The actions of catecholamines after their release are terminated by their re-uptake into the sympathetic nerve endings and into certain non-neuronal cells such as smooth muscle. After re-uptake in nerve cells they are broken down by the action of monoamine oxidase; this enzyme plays a vital role in controlling the concentrations of catecholamine transmitters while scavenging and destroying unwanted amines. Catecholamines taken up by cells other than neurons are also degraded by enzymes. The combined product of these actions on both noradrenaline and adrenaline is vanilmandelic acid, which appears in normal urine.
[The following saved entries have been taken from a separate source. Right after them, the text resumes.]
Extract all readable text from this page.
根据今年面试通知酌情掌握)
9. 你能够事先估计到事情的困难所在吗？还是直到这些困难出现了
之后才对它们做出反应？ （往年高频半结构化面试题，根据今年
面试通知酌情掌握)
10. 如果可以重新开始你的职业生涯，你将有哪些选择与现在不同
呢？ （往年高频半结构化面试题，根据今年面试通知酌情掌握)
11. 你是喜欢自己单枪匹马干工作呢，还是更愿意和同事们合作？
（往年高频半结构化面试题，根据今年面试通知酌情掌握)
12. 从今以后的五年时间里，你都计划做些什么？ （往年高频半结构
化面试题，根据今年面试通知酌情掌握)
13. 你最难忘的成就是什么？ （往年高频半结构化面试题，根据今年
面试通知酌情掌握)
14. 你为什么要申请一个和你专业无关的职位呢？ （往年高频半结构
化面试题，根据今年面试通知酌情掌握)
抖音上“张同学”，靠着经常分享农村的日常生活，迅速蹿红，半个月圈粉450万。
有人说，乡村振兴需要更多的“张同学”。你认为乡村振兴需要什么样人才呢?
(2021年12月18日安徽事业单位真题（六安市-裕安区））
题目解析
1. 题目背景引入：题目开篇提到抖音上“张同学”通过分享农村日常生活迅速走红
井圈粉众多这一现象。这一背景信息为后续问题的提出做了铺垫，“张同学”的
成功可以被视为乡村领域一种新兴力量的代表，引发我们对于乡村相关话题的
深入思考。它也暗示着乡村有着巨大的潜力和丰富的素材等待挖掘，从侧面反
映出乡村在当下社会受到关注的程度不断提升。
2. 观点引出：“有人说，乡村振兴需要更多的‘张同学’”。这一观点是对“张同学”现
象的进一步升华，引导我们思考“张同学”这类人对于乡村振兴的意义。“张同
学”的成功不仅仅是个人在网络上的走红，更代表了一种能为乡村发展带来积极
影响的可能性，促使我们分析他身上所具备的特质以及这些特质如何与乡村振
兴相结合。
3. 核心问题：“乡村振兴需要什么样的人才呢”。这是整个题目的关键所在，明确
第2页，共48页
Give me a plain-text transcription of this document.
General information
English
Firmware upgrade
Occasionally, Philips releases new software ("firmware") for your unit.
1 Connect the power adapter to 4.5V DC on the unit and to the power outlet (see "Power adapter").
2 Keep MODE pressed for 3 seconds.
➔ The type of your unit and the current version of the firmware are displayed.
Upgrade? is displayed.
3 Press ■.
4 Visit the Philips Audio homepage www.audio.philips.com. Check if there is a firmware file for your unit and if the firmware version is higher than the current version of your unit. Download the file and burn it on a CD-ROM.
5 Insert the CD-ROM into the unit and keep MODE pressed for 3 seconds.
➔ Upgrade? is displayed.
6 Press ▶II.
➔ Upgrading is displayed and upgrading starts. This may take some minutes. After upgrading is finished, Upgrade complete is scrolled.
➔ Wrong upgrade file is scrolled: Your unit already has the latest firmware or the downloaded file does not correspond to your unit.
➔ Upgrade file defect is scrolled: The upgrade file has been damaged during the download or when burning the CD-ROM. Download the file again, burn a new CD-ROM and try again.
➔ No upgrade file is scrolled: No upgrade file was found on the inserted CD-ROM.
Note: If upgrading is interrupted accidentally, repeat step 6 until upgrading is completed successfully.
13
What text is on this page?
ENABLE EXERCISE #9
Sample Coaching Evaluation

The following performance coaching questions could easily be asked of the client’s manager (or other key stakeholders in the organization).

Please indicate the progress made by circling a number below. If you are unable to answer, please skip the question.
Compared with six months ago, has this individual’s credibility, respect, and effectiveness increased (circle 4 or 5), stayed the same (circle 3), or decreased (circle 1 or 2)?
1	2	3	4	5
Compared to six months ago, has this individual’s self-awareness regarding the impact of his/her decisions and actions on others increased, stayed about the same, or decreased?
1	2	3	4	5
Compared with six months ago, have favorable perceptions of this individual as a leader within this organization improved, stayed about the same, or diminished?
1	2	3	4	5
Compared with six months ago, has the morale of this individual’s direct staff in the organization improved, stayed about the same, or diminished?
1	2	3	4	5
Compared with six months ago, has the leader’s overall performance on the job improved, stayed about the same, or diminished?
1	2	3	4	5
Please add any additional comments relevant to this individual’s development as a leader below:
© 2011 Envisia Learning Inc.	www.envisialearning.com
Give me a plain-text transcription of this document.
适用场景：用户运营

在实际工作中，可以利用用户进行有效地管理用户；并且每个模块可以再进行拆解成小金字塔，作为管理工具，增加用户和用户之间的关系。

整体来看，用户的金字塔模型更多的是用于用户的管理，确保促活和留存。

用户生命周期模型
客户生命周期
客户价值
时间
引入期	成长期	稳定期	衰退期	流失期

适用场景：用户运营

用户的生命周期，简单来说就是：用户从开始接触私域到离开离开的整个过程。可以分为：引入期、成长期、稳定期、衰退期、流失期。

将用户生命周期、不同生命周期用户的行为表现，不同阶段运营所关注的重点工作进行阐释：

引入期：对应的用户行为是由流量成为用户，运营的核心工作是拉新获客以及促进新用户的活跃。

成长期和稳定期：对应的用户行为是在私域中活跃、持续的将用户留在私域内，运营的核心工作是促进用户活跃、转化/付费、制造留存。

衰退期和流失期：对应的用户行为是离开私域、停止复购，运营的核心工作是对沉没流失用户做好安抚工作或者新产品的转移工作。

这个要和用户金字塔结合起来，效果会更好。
Raised excretion of vanilmandelic acid can indicate the presence of a catecholamine-secreting tumour.
B. A. Callingham
See also adrenal gland; autonomic nervous system; neurotransmitters.
Catecholamines
CATECHOLAMINES
The catecholamines are a series of structurally similar amines (e.g., Dopamine, epinephrine, Norepinephrine that function as hormones, as Neurotransmitters, or both. Catecholamines are produced by the enzymatic conversion of tyrosine, sharing the chemical root of 3, 4-dihydroxyphenylethanolamine. The three major catecholamines (mentioned above) derive from sequential enzymatic reactions-tyrosine is converted to dihydroxyphenylacetic acid (dopa); dopa, which is not an end product but a common intermediate (and the medication of choice for Parkinson's disease), is converted to dopamine; dopamine is converted to noradrenaline (also called norepinephrine); and noradrenaline is converted to adrenaline (also called epinephrine). These substances are the neurotransmitters for the sympathetic neurons (nerve cells) of the autonomic nervous system, as well as for three separate broad sets of brain neuropathways.